Social support, social reform
Deprivation has not only a material but a psychological dimension as well.
Breaking up a community humiliates and shames its members. This institutionalized coercion also deprives the socially dispossessed of their dignity, self-respect and ethnic pride as a minority.
This is the hidden injury of the underclass. When we look deep into the Indian problem, we find that it is a question of human desire to seek dignity. When we look deep into the human problem, we meet the Indian problem. Suffering is suffering is suffering; it doesn’t really matter what you label it.
To understand and to intervene in suicide, we need to know the underlying causes and the precipitating causes.
If we attribute the causes to only within Seetha, we are just blaming the victim.

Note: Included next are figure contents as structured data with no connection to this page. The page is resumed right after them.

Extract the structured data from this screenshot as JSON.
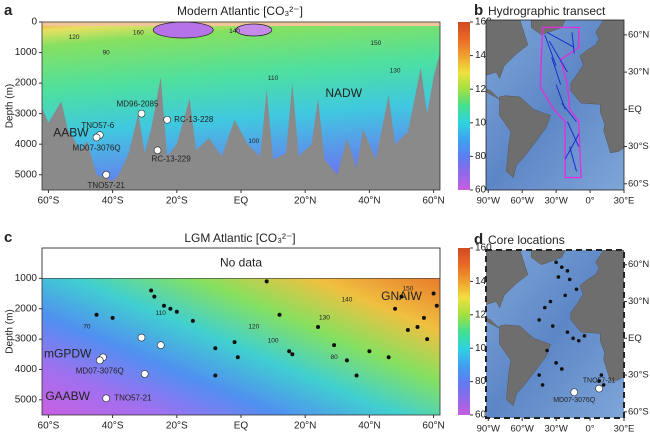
{
  "chart_data": [
    {
      "type": "section",
      "label": "a",
      "title": "Modern Atlantic [CO₃²⁻]",
      "ylabel": "Depth (m)",
      "xlim": [
        -62,
        62
      ],
      "xticks": [
        {
          "value": -60,
          "label": "60°S"
        },
        {
          "value": -40,
          "label": "40°S"
        },
        {
          "value": -20,
          "label": "20°S"
        },
        {
          "value": 0,
          "label": "EQ"
        },
        {
          "value": 20,
          "label": "20°N"
        },
        {
          "value": 40,
          "label": "40°N"
        },
        {
          "value": 60,
          "label": "60°N"
        }
      ],
      "ylim": [
        0,
        5500
      ],
      "y_inverted": true,
      "yticks": [
        0,
        1000,
        2000,
        3000,
        4000,
        5000
      ],
      "colorbar": {
        "lim": [
          60,
          160
        ],
        "ticks": [
          60,
          80,
          100,
          120,
          140,
          160
        ]
      },
      "water_masses": [
        {
          "text": "AABW",
          "x": -53,
          "y": 3650
        },
        {
          "text": "NADW",
          "x": 32,
          "y": 2350
        }
      ],
      "cores": [
        {
          "name": "TNO57-6",
          "x": -44,
          "y": 3700,
          "color": "#ffffff",
          "label_color": "#ffffff"
        },
        {
          "name": "MD07-3076Q",
          "x": -45,
          "y": 3780,
          "color": "#ffffff",
          "label_color": "#f5e642"
        },
        {
          "name": "MD96-2085",
          "x": -31,
          "y": 3000,
          "color": "#ffffff",
          "label_color": "#ffffff"
        },
        {
          "name": "RC-13-228",
          "x": -23,
          "y": 3200,
          "color": "#ffffff",
          "label_color": "#ffffff"
        },
        {
          "name": "RC-13-229",
          "x": -26,
          "y": 4200,
          "color": "#ffffff",
          "label_color": "#ffffff"
        },
        {
          "name": "TNO57-21",
          "x": -42,
          "y": 5000,
          "color": "#ffffff",
          "label_color": "#f5e642"
        }
      ],
      "contour_labels": [
        {
          "value": 160,
          "x": -32,
          "y": 350
        },
        {
          "value": 150,
          "x": 42,
          "y": 700
        },
        {
          "value": 140,
          "x": -2,
          "y": 300
        },
        {
          "value": 130,
          "x": 48,
          "y": 1600
        },
        {
          "value": 120,
          "x": -52,
          "y": 500
        },
        {
          "value": 110,
          "x": 10,
          "y": 1850
        },
        {
          "value": 100,
          "x": 4,
          "y": 3900
        },
        {
          "value": 90,
          "x": -42,
          "y": 1000
        }
      ]
    },
    {
      "type": "section",
      "label": "c",
      "title": "LGM Atlantic [CO₃²⁻]",
      "ylabel": "Depth (m)",
      "no_data_label": "No data",
      "no_data_depth": 1000,
      "xlim": [
        -62,
        62
      ],
      "xticks": [
        {
          "value": -60,
          "label": "60°S"
        },
        {
          "value": -40,
          "label": "40°S"
        },
        {
          "value": -20,
          "label": "20°S"
        },
        {
          "value": 0,
          "label": "EQ"
        },
        {
          "value": 20,
          "label": "20°N"
        },
        {
          "value": 40,
          "label": "40°N"
        },
        {
          "value": 60,
          "label": "60°N"
        }
      ],
      "ylim": [
        0,
        5500
      ],
      "y_inverted": true,
      "yticks": [
        1000,
        2000,
        3000,
        4000,
        5000
      ],
      "colorbar": {
        "lim": [
          60,
          160
        ],
        "ticks": [
          60,
          80,
          100,
          120,
          140,
          160
        ]
      },
      "water_masses": [
        {
          "text": "GNAIW",
          "x": 50,
          "y": 1600
        },
        {
          "text": "mGPDW",
          "x": -54,
          "y": 3500
        },
        {
          "text": "GAABW",
          "x": -54,
          "y": 4900
        }
      ],
      "cores": [
        {
          "name": "MD07-3076Q",
          "x": -44,
          "y": 3700,
          "color": "#ffffff",
          "label_color": "#f5e642"
        },
        {
          "name": "TNO57-21",
          "x": -42,
          "y": 4950,
          "color": "#ffffff",
          "label_color": "#f5e642"
        }
      ],
      "white_sites": {
        "x": [
          -43,
          -31,
          -25,
          -30
        ],
        "y": [
          3600,
          2950,
          3200,
          4150
        ]
      },
      "sites": {
        "color": "#111111",
        "x": [
          -28,
          -27,
          -24,
          -22,
          -20,
          -15,
          -40,
          -45,
          -8,
          -8,
          -2,
          -1,
          8,
          12,
          15,
          16,
          24,
          29,
          33,
          36,
          40,
          46,
          48,
          50,
          52,
          55,
          57,
          58,
          60,
          61
        ],
        "y": [
          1400,
          1600,
          1900,
          2000,
          2100,
          2400,
          2300,
          2200,
          3300,
          4200,
          3100,
          3600,
          1100,
          2200,
          3400,
          3500,
          2600,
          3200,
          3700,
          4200,
          3400,
          3600,
          2000,
          1600,
          2700,
          2600,
          2300,
          3000,
          1500,
          1900
        ]
      },
      "contour_labels": [
        {
          "value": 150,
          "x": 52,
          "y": 1350
        },
        {
          "value": 140,
          "x": 33,
          "y": 1700
        },
        {
          "value": 130,
          "x": 26,
          "y": 2300
        },
        {
          "value": 120,
          "x": 4,
          "y": 2600
        },
        {
          "value": 110,
          "x": -25,
          "y": 2150
        },
        {
          "value": 100,
          "x": 10,
          "y": 3050
        },
        {
          "value": 80,
          "x": 29,
          "y": 3600
        },
        {
          "value": 70,
          "x": -48,
          "y": 2600
        }
      ]
    },
    {
      "type": "map",
      "label": "b",
      "title": "Hydrographic transect",
      "xlim": [
        -92,
        30
      ],
      "ylim": [
        -65,
        72
      ],
      "xticks": [
        {
          "value": -90,
          "label": "90°W"
        },
        {
          "value": -60,
          "label": "60°W"
        },
        {
          "value": -30,
          "label": "30°W"
        },
        {
          "value": 0,
          "label": "0°"
        },
        {
          "value": 30,
          "label": "30°E"
        }
      ],
      "yticks": [
        {
          "value": 60,
          "label": "60°N"
        },
        {
          "value": 30,
          "label": "30°N"
        },
        {
          "value": 0,
          "label": "EQ"
        },
        {
          "value": -30,
          "label": "30°S"
        },
        {
          "value": -60,
          "label": "60°S"
        }
      ]
    },
    {
      "type": "map",
      "label": "d",
      "title": "Core locations",
      "xlim": [
        -92,
        30
      ],
      "ylim": [
        -65,
        72
      ],
      "xticks": [
        {
          "value": -90,
          "label": "90°W"
        },
        {
          "value": -60,
          "label": "60°W"
        },
        {
          "value": -30,
          "label": "30°W"
        },
        {
          "value": 0,
          "label": "0°"
        },
        {
          "value": 30,
          "label": "30°E"
        }
      ],
      "yticks": [
        {
          "value": 60,
          "label": "60°N"
        },
        {
          "value": 30,
          "label": "30°N"
        },
        {
          "value": 0,
          "label": "EQ"
        },
        {
          "value": -30,
          "label": "30°S"
        },
        {
          "value": -60,
          "label": "60°S"
        }
      ],
      "cores": [
        {
          "name": "TNO57-21",
          "x": 8,
          "y": -41,
          "color": "#ffffff",
          "label_color": "#f5e642"
        },
        {
          "name": "MD07-3076Q",
          "x": -14,
          "y": -44,
          "color": "#ffffff",
          "label_color": "#f5e642"
        }
      ],
      "sites": {
        "color": "#111111",
        "x": [
          -30,
          -25,
          -20,
          -28,
          -18,
          -12,
          -22,
          -35,
          -40,
          -45,
          -33,
          -20,
          -15,
          -10,
          -5,
          -38,
          -30,
          -25,
          -45,
          -42,
          10,
          8,
          12
        ],
        "y": [
          62,
          58,
          55,
          50,
          48,
          40,
          35,
          30,
          25,
          15,
          10,
          5,
          0,
          -2,
          2,
          -10,
          -20,
          -25,
          -30,
          -38,
          -30,
          -35,
          -38
        ]
      }
    }
  ]
}
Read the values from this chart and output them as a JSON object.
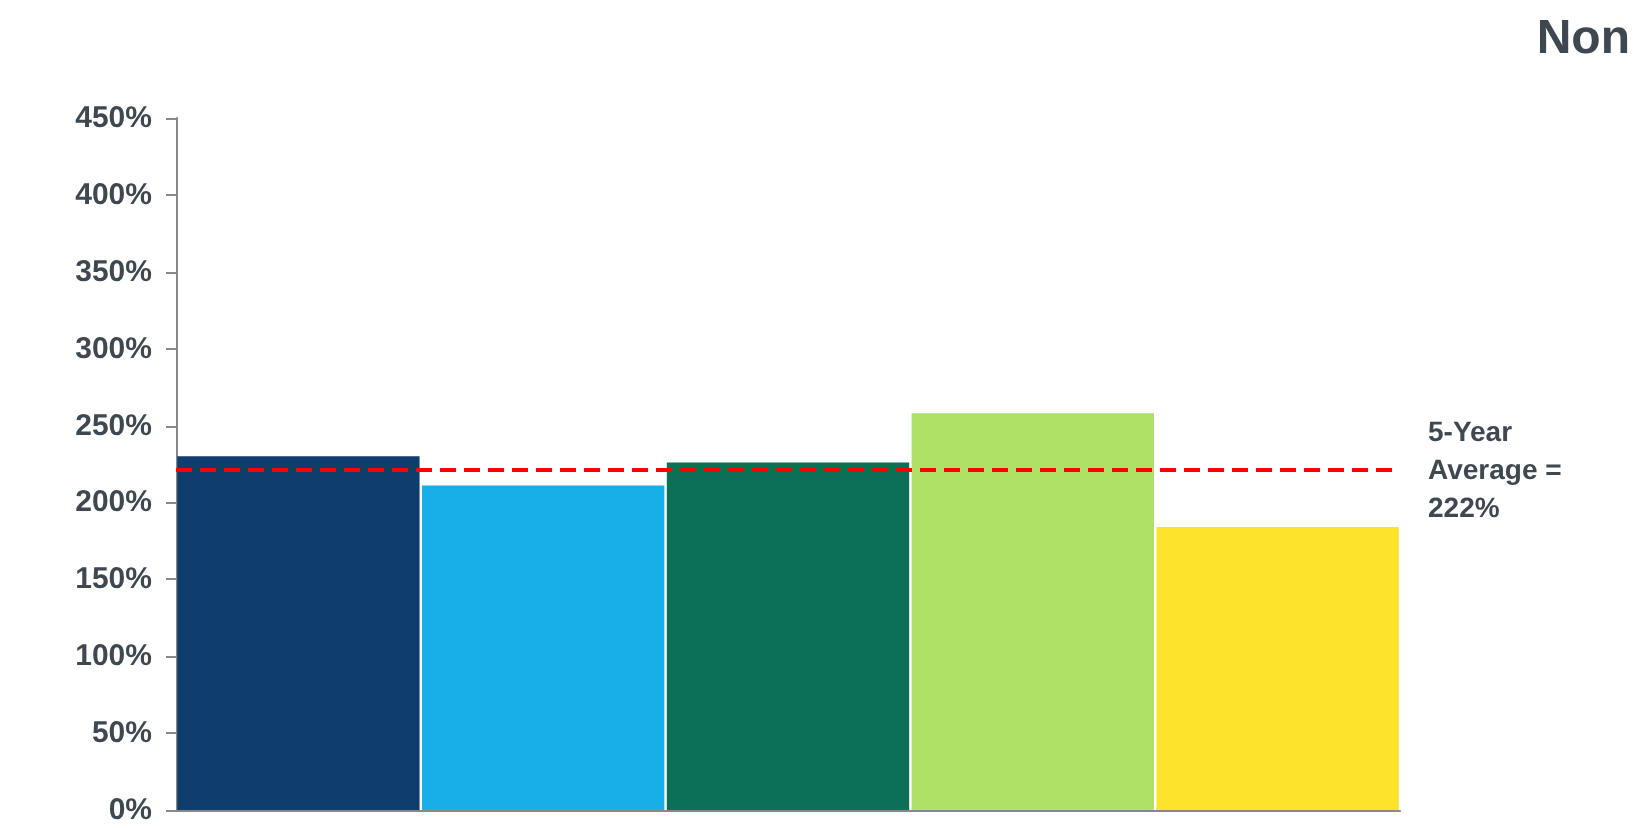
{
  "chart_data": {
    "type": "bar",
    "title": "Non",
    "categories": [
      null,
      null,
      null,
      null,
      null
    ],
    "values": [
      230,
      211,
      226,
      258,
      184
    ],
    "colors": [
      "#0e3d6e",
      "#18aee8",
      "#0b7055",
      "#aee066",
      "#fde22c"
    ],
    "ylim": [
      0,
      450
    ],
    "yticks": [
      {
        "value": 0,
        "label": "0%"
      },
      {
        "value": 50,
        "label": "50%"
      },
      {
        "value": 100,
        "label": "100%"
      },
      {
        "value": 150,
        "label": "150%"
      },
      {
        "value": 200,
        "label": "200%"
      },
      {
        "value": 250,
        "label": "250%"
      },
      {
        "value": 300,
        "label": "300%"
      },
      {
        "value": 350,
        "label": "350%"
      },
      {
        "value": 400,
        "label": "400%"
      },
      {
        "value": 450,
        "label": "450%"
      }
    ],
    "ref_lines": [
      {
        "axis": "y",
        "value": 222,
        "label": "5-Year Average = 222%",
        "color": "#ff0000",
        "line_style": "dashed"
      }
    ],
    "grid": false
  }
}
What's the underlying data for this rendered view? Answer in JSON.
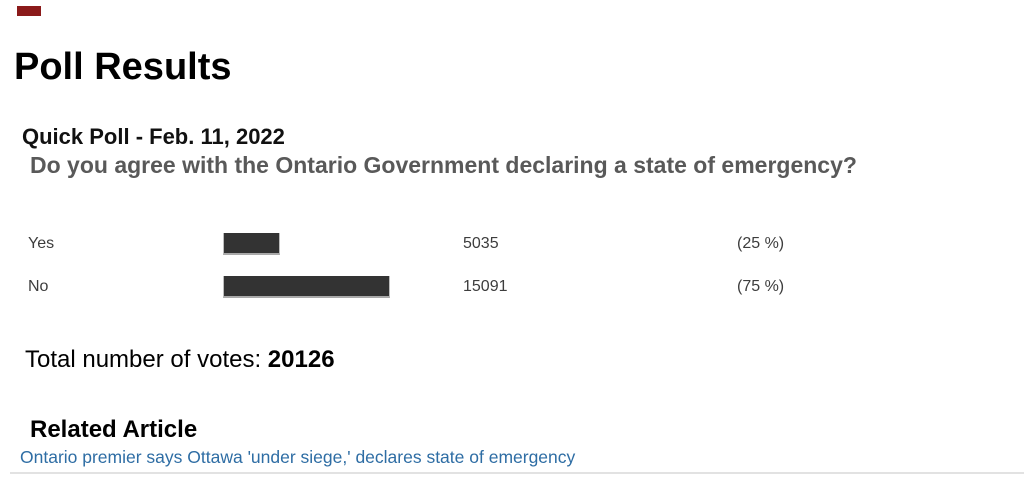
{
  "page": {
    "title": "Poll Results",
    "marker_color": "#8b1a1a"
  },
  "poll": {
    "heading": "Quick Poll - Feb. 11, 2022",
    "question": "Do you agree with the Ontario Government declaring a state of emergency?",
    "bar_color": "#333333",
    "options": [
      {
        "label": "Yes",
        "votes": "5035",
        "percent": 25,
        "percent_label": "(25 %)"
      },
      {
        "label": "No",
        "votes": "15091",
        "percent": 75,
        "percent_label": "(75 %)"
      }
    ],
    "total_label": "Total number of votes: ",
    "total_votes": "20126"
  },
  "related": {
    "heading": "Related Article",
    "link_text": "Ontario premier says Ottawa 'under siege,' declares state of emergency",
    "link_color": "#2e6da4"
  }
}
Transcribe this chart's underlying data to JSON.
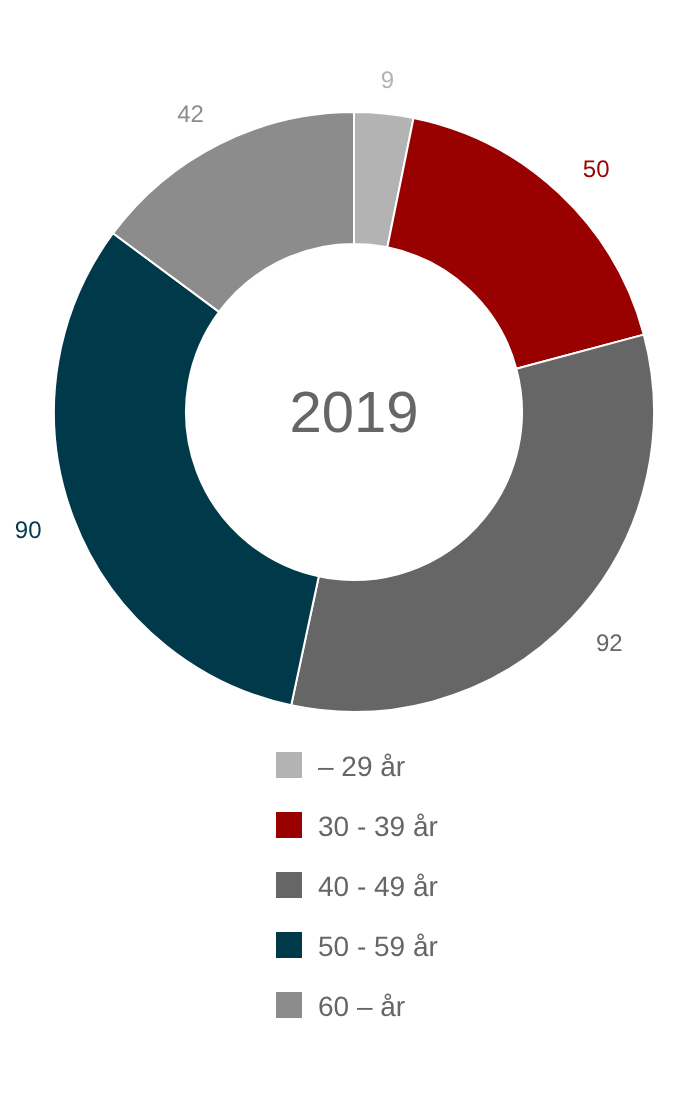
{
  "chart_data": {
    "type": "donut",
    "title": "2019",
    "categories": [
      "– 29 år",
      "30 - 39 år",
      "40 - 49 år",
      "50 - 59 år",
      "60 – år"
    ],
    "values": [
      9,
      50,
      92,
      90,
      42
    ],
    "colors": [
      "#b3b3b3",
      "#990000",
      "#666666",
      "#003a4a",
      "#8c8c8c"
    ],
    "data_labels": true,
    "legend": "bottom"
  }
}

If it is all her fault, then there is no necessity to identify the causes of suicide or to prevent future occurrences. However, if we attribute causes existing external to her, then there is the necessity of providing social support, of advocating social reforms.
Bullets can kill criminals or even the innocents but not the social conditions that create shame and violence. Racial discrimination inflicts deep psychological scars of shaming upon the psyche of the discriminated. Ultimately, it is socioeconomic equity, not structural violence or coercion, that will reduce shame and hence violence.
Psycho-socio education on suicide and suicide intervention is important for the public so that those in need are not socially isolated, especially when mental illness still remains a stigma.
Also of critical importance is keeping intact and functional the spiritual and cultural traditions of the ethnic minorities. It is these traditions that provide effective coping mechanisms for maintaining the dignity and self-respect of the group.
And it is these mechanisms that can help in healing the scourge of racial discrimination when a small community is broken by big government and big business.